Failed States und Globalisierung
 


„Globalisierung“ ist ein schillernder Begriff. Zwar besteht große Einmütigkeit, dass Globalisierung wirtschaftlich, politisch, technologisch und kulturell eine Schlüsselkategorie des späten 20. und frühen 21. Jahrhunderts darstellt, dass sie zunehmend die internationalen Beziehungen, aber auch die Lebensbedingungen des Einzelnen prägt – aber was sie präzise auszeichnet, bleibt oft im Unklaren. Ist Globalisierung erst in den letzten Jahrzehnten entstanden oder ein altes und bekanntes Phänomen, das nur neue Formen annahm? Ist sie primär durch zeitliche Beschleunigung gesellschaftlicher Abläufe oder durch wirtschaftliche Integration gekennzeichnet? Entstand sie naturwüchsig von selbst oder aufgrund politischen Willens? Solche und zahlreiche andere Fragen und Streitpunkt können hier nicht entschieden werden, aber es ist doch notwendig, den im Folgenden benutzten Globalisierungsbegriff zu explizieren, um Missverständnisse zu vermeiden. Globalisierung meint hier fünferlei:

einen von der Ökonomie (insbesondere den internationalen Finanzmärkten) ausgehenden Prozess, der über die Verdichtung und Intensivierung inter-nationaler Beziehungen weit hinausreicht und die Durchsetzung tatsächlich globaler Märkte zum Kern hat. Die alten „Volkswirtschaften“, die ja immer schon international vernetzt waren, werden zunehmend durch einen wirklichen Weltmarkt abgelöst.

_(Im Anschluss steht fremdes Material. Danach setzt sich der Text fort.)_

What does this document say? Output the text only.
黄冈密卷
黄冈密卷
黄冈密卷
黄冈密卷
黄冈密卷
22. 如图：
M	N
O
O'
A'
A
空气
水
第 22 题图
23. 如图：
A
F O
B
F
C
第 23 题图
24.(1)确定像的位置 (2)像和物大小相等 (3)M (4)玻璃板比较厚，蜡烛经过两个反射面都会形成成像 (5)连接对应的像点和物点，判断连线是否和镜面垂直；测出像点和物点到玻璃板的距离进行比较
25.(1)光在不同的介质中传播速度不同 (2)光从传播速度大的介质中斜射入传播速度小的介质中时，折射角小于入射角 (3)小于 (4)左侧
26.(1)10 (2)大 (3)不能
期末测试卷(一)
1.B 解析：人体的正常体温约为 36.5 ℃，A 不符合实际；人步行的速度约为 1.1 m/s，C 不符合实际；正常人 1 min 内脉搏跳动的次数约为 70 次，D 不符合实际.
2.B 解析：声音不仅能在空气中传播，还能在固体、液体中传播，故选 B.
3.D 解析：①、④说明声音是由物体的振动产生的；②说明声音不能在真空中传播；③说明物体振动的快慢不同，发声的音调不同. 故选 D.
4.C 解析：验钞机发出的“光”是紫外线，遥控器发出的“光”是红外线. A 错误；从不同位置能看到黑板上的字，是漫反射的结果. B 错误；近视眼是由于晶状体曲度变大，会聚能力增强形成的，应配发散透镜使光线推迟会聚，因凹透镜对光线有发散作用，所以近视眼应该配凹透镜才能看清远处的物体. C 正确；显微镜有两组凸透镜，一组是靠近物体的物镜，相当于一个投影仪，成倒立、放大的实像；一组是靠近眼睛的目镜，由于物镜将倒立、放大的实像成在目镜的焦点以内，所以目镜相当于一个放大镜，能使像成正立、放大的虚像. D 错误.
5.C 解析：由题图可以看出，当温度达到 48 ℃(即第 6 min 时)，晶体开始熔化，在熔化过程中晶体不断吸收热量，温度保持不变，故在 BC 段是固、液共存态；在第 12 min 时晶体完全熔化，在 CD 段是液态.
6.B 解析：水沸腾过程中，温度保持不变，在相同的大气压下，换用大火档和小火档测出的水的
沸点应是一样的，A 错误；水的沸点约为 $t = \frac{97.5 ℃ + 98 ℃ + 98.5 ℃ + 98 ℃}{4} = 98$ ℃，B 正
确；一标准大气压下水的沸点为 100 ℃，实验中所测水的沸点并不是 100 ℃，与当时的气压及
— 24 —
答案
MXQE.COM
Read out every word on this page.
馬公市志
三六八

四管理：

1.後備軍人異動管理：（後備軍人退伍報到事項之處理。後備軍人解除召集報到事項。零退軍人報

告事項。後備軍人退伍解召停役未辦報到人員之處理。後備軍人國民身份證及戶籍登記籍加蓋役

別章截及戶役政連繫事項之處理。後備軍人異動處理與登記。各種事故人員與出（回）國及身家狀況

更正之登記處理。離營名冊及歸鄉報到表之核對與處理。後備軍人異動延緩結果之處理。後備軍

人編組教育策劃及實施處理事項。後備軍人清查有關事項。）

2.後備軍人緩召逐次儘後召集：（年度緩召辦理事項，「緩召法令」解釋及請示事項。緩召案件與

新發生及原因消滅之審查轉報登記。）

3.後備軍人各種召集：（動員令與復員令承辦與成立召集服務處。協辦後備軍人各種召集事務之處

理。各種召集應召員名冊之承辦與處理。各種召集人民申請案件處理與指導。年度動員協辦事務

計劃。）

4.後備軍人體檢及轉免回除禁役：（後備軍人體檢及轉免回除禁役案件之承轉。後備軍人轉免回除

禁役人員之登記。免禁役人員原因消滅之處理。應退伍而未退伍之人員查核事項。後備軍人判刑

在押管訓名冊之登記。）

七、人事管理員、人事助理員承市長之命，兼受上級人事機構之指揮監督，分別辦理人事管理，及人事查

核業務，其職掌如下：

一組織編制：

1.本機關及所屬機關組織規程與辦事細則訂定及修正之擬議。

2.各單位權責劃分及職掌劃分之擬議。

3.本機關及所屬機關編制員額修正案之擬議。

Dadurch entstehen nicht allein weitere Austauschmechanismen zwischen Staaten und Regionen (was man als Internationalisierung bezeichnen könnte), sondern eben globale, weltweit integrierte Allokationsmechanismen.

Als Folge dieses Prozesses ergeben sich für nationalstaatlich organisierte Politik politische Steuerungsprobleme: Regierungen und Parlamente haben weniger Zugriff und Gestaltungsmöglichkeit auf die Setzung wirtschaftlicher Rahmenbedingungen, da diese nun zunehmend auf einer Steuerungsebene oberhalb der Einzelstaaten und Regionen (eben durch globale Märkte) entschieden werden. Dadurch werden Wirtschaftpolitik (inklusive Finanz- und Währungspolitik, Arbeitsmarktpolitik, Konjunkturpolitik, etc.) und Sozialpolitik wesentlich erschwert, soweit sie die allgemeine Globalisierungstendenz nicht nur nachvollziehen möchten.
Da Demokratie weiterhin auf der nationalstaatlichen Ebene verankert ist, führt diese relative Schwächung des Steuerungspotentials der Nationalstaaten mittel- und längerfristig zum Bedeutungsverlust von Demokratie: wenn gewählte Parlamente weniger Einfluss auf die Gestaltung der wirtschaftlichen und sozialen Lebensbedingungen der Gesellschaft nehmen können, werden Wahlen graduell weniger wichtig. Kurzfristig nährt dies „Politikverdrossenheit“, langfristig entsteht die Gefahr, Demokratie zu delegitimieren und so zu untergraben.

Globalisierung gewinnt über den wirtschaftlichen Bereich hinaus aufgrund der prägenden Kraft der Ökonomie große Bedeutung für den politischen Sektor, die Technologieentwicklung, die Kultur, die Wertebildung und die internationalen Beziehungen. Auch Kultur, Kommunikation, Politik werden „globalisiert“, auch wenn es sich dabei um Sekundärprozesse handelt.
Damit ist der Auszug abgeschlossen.